Hasta ahora, la alcaldesa utilizaba el Toyota Prius híbrido enchufable que heredó de su antecesor en el cargo, Alberto Ruiz-Gallardón. Ese coche, a su vez, había sustituido en septiembre de 2010 al Audi A8 blindado en el que Ruiz-Gallardón se trasladaba hasta entonces y por el que el Ayuntamiento pagaba un arrendamiento de casi 150.000 euros al año. De este modo, el ahorro resultante del actual coche oficial de la alcaldesa frente al del primer edil en 2010 supera ya los 140.000 euros anuales.
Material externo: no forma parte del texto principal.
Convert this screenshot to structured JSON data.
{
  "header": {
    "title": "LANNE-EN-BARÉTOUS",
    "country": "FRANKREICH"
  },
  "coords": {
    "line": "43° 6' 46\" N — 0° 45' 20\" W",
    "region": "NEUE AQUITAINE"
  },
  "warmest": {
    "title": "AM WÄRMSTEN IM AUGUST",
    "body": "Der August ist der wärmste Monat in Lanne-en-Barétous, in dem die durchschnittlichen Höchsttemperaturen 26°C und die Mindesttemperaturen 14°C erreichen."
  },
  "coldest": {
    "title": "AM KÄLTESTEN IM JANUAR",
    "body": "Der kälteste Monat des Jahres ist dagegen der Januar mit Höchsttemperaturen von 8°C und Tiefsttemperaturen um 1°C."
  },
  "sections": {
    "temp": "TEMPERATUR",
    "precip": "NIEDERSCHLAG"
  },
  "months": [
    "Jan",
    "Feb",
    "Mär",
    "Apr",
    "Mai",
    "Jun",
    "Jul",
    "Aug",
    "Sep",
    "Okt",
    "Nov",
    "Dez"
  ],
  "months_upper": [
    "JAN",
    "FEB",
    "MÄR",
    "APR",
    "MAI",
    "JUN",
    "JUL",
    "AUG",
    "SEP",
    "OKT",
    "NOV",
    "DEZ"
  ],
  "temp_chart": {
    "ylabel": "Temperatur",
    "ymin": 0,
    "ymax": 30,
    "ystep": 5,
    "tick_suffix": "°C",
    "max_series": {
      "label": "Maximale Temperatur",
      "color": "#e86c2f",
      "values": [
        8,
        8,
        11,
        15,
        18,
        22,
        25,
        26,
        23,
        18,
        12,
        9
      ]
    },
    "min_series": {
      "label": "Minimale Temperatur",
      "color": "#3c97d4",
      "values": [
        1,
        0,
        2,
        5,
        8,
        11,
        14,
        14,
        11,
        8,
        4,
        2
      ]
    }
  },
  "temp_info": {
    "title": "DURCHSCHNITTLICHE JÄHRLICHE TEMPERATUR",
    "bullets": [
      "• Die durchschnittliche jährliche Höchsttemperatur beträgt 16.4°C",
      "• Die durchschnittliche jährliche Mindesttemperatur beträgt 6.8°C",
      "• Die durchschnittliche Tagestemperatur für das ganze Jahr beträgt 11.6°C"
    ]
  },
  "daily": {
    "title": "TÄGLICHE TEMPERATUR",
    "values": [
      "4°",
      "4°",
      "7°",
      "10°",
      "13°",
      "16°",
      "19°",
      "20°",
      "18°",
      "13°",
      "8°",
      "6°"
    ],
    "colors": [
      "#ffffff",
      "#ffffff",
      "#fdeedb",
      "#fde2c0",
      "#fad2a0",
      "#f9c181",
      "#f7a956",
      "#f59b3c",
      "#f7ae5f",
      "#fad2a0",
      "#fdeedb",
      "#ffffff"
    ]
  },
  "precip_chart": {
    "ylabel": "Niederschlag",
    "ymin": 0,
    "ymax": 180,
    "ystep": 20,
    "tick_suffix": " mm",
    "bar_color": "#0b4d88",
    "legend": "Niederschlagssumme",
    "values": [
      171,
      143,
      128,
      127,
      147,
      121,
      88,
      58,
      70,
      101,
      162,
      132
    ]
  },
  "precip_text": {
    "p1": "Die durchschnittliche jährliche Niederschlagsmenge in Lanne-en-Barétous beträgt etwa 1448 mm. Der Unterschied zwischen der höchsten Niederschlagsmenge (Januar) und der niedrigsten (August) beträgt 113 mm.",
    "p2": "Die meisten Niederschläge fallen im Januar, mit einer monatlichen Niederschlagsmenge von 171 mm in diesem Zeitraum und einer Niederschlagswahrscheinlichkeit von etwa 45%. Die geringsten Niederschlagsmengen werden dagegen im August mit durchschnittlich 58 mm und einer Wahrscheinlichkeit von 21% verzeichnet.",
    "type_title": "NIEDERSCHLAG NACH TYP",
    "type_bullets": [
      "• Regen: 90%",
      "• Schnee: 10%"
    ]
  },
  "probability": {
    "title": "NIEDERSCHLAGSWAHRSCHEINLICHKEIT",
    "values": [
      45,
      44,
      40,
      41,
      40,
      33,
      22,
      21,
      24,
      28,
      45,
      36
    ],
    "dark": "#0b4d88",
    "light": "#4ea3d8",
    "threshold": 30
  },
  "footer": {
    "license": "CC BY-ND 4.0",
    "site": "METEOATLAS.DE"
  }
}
“Práctico y cómodo, pero austero y ecológico”

El Área de Economía, Hacienda y Administración Pública del Ayuntamiento de Madrid convocó un procedimiento para el arrendamiento de un nuevo vehículo con el doble objetivo de escoger un coche poco contaminante y con unas cuotas mensuales inferiores a las del anterior.

Como consecuencia de la licitación, actualmente Alcaldía cuenta con un SEAT Altea XL GLP, un vehículo que en el ayuntamiento califican como “de gama media, práctico y cómodo, pero austero y ecológico”. Con él, el Ayuntamiento de Madrid está convencido de que ha conseguido los objetivos buscados, tanto desde el punto de vista medioambiental como económico.

El GLP es una mezcla de propano y butano, que se almacena en estado líquido y que emite menos contaminantes a la atmósfera. Está exento de azufre, plomo y otros metales que potencian el efecto invernadero y reduce notablemente las emisiones de óxidos de nitrógeno (NOx) respecto a un diésel y las emisiones de dióxido de carbono (CO2) respecto a un vehículo de gasolina.